BEIJING, Feb 3 (Reuters) – China and Uruguay should work together to advance an “equal and orderly multipolar world”, President Xi Jinping told his counterpart Yamandu Orsi on Tuesday, according to a media report.

Orsi’s visit is the first by a South American leader to the Chinese capital since the United States invaded Venezuela in January and captured then-President Nicolas Maduro in a raid.

China and Uruguay should “work together to advance an equal and orderly multipolar world and an inclusive and universally beneficial economic globalization,” Xi said in his remarks, aiming to build a community with a shared future for humanity.

The meeting took place in light of a number of visits to China by Western leaders this year, from British Prime Minister Keir Starmer to Canadian Prime Minister Mark Carney and Finnish Prime Minister Petteri Orpo.

Orsi said his visit aimed to “empower Uruguay in the world and generate opportunities, investment and development” in a Facebook comment on Sunday, after his arrival in Beijing.

He is leading a delegation of 150, including business leaders, on a visit that will last until February 7, which will also take in the commercial capital of Shanghai.

The time is symbolically important for China, said Francisco Urdinez, a professor at the Pontifical Catholic University of Chile.

“For Beijing, hosting Orsi … indicates that South American countries remain eager to engage, despite the increasingly polarized geopolitical environment.”

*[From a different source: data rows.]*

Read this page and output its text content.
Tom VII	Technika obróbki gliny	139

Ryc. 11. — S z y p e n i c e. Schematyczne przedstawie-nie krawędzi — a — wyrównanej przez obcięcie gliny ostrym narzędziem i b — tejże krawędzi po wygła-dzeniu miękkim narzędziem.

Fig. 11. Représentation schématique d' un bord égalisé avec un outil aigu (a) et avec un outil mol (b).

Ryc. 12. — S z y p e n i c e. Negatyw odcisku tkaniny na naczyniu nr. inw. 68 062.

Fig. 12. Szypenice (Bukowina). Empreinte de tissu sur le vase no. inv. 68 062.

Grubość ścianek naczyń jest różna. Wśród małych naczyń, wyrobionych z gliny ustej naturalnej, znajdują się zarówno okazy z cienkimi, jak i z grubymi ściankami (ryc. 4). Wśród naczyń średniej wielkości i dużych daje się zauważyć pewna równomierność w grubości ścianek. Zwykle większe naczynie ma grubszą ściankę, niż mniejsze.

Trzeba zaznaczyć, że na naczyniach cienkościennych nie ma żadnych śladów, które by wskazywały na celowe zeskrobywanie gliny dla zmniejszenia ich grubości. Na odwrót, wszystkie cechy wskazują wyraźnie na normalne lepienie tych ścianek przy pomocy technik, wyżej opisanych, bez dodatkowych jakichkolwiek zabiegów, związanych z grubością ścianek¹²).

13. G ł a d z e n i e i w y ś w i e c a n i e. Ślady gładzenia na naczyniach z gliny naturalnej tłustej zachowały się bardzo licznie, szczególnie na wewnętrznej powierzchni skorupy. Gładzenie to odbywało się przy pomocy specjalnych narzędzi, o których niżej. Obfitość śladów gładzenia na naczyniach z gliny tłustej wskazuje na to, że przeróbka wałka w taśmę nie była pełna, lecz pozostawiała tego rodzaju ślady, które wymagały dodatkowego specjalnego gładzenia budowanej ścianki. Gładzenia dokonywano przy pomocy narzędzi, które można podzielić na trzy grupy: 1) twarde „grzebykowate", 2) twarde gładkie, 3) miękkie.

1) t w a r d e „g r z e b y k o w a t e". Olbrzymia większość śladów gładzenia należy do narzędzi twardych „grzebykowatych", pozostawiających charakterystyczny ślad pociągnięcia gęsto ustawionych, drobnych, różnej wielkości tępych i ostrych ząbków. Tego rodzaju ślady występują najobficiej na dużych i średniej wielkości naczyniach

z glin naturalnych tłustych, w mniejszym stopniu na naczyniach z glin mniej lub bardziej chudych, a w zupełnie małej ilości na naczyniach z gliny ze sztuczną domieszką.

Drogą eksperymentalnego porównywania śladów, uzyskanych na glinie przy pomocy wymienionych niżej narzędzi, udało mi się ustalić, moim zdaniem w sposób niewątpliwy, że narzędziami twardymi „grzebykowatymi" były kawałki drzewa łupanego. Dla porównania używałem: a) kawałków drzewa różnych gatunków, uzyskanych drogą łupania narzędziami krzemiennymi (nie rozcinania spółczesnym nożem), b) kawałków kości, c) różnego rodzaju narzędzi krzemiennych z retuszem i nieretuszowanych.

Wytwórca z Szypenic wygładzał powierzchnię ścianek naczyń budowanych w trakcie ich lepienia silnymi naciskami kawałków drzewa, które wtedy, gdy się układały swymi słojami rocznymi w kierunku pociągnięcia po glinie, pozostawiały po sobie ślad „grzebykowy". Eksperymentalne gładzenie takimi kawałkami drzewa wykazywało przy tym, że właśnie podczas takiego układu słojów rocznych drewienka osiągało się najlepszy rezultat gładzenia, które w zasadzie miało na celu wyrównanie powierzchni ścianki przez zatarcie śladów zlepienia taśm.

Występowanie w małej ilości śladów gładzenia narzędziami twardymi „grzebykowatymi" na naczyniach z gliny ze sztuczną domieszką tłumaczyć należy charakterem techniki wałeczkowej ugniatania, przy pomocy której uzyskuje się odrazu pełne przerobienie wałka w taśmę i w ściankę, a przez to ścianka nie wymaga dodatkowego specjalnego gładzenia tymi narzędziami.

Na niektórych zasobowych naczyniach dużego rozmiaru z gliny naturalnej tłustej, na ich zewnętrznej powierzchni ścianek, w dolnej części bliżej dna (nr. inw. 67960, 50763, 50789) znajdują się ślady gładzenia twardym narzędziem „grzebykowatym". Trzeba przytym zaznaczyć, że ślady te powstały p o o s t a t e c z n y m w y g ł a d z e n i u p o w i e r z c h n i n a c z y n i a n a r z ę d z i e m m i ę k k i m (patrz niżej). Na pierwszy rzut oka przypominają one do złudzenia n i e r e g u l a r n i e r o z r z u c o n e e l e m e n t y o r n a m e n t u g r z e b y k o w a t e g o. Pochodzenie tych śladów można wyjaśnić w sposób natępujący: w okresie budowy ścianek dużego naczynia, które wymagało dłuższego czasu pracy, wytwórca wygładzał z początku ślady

China was the top destination for Uruguayan exports in 2025, taking agricultural products from wood pulp to soybeans and beef. Uruguay had a trade surplus of $187.1 million with China in the first half of 2025.

The South American nation imports machinery, electronics and chemicals from China.

AGREEMENTS SIGNED, DEEPER COOPERATION PROMISED

China and Uruguay signed a joint statement to deepen strategic partnership on Tuesday as well as 12 cooperation documents covering science, technology, environmental cooperation, exports and imports of meat and intellectual property.

Orsi said that Uruguay would like to intensify “trade in goods, especially through diversification, and invest much more strongly in the area of ​​trade in services and investment,” according to the pool’s report.

The strategic partnership of China and Uruguay “is going through its best moment,” he said, adding that it was the responsibility of both countries to “commit to raising it to a new level.”

While traditional export sectors such as meat and soy have played a central role in the relationship, others such as milk present considerable potential, said Dr. Diego Telias, professor at ORT University Uruguay and associate researcher at ICLAC, an institute that studies the impact of Chinese capital in Latin America.

It is also still empty in the field of services exports, he said, “an area in which Uruguay has successfully engaged with markets such as the United States, the United Kingdom and Europe, but not yet with China.”